For two days in the middle of May, we enjoyed Jekyll.  Cool breezes, warm temps, low humidity, sunshine, few bugs, and full hook-ups…who could ask for more?  Well, I do wish the campsites weren’t so crowded together.  And two bathhouses for 179 campsites seemed a bit sparse. 

But the campground was relatively quiet.  Instead of the noise of kids at play, boat-tailed grackles squealed and whistled as they competed with a scrum of squirrels for illegal bread crumbs thrown out by our neighbors. An umbrella of live oaks blocked the sun, Spanish moss shrouding the heavy limbs.  If I could have photo-shopped out about two-thirds of the campers, it would have been perfect.
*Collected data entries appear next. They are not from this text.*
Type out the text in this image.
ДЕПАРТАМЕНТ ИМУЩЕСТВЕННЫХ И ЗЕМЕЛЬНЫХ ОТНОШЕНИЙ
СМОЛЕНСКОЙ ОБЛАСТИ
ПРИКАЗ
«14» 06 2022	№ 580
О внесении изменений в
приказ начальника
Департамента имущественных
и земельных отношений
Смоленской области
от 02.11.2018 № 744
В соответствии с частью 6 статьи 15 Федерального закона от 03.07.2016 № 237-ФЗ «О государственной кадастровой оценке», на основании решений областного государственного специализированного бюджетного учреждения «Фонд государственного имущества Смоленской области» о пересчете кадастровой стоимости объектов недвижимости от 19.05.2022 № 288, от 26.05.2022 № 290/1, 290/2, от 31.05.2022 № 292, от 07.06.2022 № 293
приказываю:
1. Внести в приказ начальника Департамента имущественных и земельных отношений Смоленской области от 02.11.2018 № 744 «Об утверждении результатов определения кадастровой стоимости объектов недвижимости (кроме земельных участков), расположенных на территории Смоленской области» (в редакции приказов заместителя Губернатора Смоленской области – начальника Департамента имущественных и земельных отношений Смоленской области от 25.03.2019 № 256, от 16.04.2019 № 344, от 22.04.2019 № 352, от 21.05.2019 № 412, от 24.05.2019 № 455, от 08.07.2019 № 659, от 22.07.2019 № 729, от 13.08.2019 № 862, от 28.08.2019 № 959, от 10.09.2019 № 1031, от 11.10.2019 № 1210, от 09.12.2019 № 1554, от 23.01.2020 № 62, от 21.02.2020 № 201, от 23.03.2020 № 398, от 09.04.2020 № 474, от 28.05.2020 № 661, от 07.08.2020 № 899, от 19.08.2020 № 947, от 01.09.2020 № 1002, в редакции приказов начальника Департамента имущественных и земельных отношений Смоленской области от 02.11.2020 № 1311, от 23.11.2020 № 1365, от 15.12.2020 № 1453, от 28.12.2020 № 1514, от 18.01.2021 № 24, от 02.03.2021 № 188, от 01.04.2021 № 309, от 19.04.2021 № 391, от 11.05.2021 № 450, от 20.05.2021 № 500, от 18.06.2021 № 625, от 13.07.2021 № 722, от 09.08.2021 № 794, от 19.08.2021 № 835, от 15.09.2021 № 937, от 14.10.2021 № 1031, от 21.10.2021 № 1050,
Bikes and “Red Bugs”(golf carts) were available to rent, but we chose the cheapest form of transportation and one preferred by our dogs: walking.  We walked along the bike path to the ruins of the Horton House and the DuBignon Cemetery, learning about the early settlers and plantations on the island.  Later, we walked the half mile down to the aptly-named Driftwood Beach, where high tide swallowed the tree snags and left a thin beach.

The next morning we opted to unplug Elvis the Motor Coach and drive him over to the beach.  We planned to spend our morning on the beach and didn’t relish the thought of walking with all our gear.  We got out there early and snagged a primo spot shaded by several trees still holding on to their leaves.  

Gentle waves lapped on the wide beach at low tide, and shells were few and far between.   That’s why we were surprised to see a live blue crab just chilling on the beach.  The dogs were excited to see this strange creature but were smart enough to approach cautiously. Alas, the fun was over when Brian tossed the crab out into the water.

By noontime, we tired of relaxing and headed back to Elvis.  We drove to the south end of the island to St. Andrews Beach, where I had read of a UNESCO site called the Wanderer Memory Trail.  In 1858, the Wanderer became the last ship to bring an illegal cargo of enslaved Africans to Georgia.  More than 400 people were smuggled in and sold throughout the South.  The crew and its investors were prosecuted by the federal government but were not convicted.  The Wanderer Memory Trail is a multimedia trail that tells the story of the Wanderer and its cruel voyage.  Among the exhibits was a partial list of its survivors.  Two of the names jumped out at me: Lanham and Lamar.  Dr. Drew Lanham, a Clemson University professor, traces his lineage back to one of these survivors.  His father was my middle school science teacher.  Six of the enslaved survivors were given the last name Lamar, no doubt kept by the businessman who financed the Wanderer, Charles Lamar.  The Lamar name is well-known to me as old Aiken residents, although I don’t know if there is a direct line back to the infamous Charles.   Nevertheless, it is interesting to see how this singular event continues to touch lives in the South.

We never made it to the historic district of Jekyll Island.  There is much to explore on this barrier island and two days is not nearly enough.  Next time, maybe we’ll bike around and see a bit more. But in our short visit, we got a good taste of the beach without having to deal with summertime stickiness.   And in the process, we got a deeper understanding of the convoluted history of the South and indeed of our country as a whole.